What have we learned about music and why it touches us so deeply?
It’s in the brain’s best interests to develop easy, flowing connections between all of its various parts. Music makes more connections, so it sharpens the mind. You are building connections between the two hemispheres of the brain, and you are asking your visual cortex, auditory cortex, motor cortex, and executive function of the prefrontal cortex to all work in tandem. You’re also learning that progress is sure but slow! You can only really develop many things through slow and steady work, an insight which, in our days of being turned into consumers rather than human beings and having gadgets which immediately produce some type of stimulus or result, is a dangerous thing to lose.
How do you counter that?
When I’m working on music, I will do things with pencil and paper that I could do on computer. It becomes very evident to me when people who have written a piece of music actually worked it out in their head or just used a computer. Certain things are easy to do in computers—they’ve worked it out for you—and you can see the traces of that in the music.
What’s the best advice anyone ever gave you?

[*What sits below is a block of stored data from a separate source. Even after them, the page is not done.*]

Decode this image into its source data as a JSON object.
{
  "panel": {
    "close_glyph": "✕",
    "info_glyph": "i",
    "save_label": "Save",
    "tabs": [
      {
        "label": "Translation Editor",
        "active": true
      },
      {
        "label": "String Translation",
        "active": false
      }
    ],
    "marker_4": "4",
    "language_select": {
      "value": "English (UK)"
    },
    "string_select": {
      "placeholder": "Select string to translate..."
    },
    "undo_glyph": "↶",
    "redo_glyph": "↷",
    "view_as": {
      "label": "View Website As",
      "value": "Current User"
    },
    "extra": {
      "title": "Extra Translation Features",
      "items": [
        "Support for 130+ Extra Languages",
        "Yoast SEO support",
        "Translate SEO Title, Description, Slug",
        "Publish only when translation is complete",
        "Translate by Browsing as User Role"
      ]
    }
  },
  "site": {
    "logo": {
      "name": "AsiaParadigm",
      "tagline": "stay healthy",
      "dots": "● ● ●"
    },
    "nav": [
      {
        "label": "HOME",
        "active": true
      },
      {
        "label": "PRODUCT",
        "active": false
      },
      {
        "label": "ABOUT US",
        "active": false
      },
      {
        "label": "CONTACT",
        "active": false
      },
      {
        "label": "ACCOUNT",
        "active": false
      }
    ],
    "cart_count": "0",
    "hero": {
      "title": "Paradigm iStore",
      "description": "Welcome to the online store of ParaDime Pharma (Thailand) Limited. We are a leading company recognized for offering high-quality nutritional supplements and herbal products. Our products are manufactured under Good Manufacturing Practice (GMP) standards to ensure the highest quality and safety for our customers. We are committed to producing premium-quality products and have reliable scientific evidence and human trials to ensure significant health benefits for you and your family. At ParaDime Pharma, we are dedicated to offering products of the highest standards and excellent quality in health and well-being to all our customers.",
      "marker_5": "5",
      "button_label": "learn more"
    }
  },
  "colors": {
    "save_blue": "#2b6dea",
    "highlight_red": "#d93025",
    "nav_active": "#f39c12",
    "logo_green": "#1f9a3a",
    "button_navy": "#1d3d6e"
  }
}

The man who was my first agent, who was quite a character—he was raised in a market in Tunisia—said, “Always leave a group of musicians better than you found them.” That’s easy if you have a group of people that don’t play very well, but if you have a group like the St. Louis Symphony Orchestra, it could sound pretentious. However, as anyone who’s ever tried to do anything at a high level knows, it requires tremendous energy on everyone’s part—there is always entropy—so anything you can do to stave off degradation or a lessening in quality is already leaving them better than you found them.
The old joke about getting to Carnegie Hall—what difference has it made for St. Louis that you’ve taken the orchestra there every year, to resounding critical acclaim?
It’s the single most important national stage in the U.S., and it has international repercussions. It’s like going to the World Series and each time, we knock several out of the ball park.
How does being named a Chevalier de l’Ordre des Arts et des Lettres change one’s life?
Not at all, ’cause they don’t give you a horse.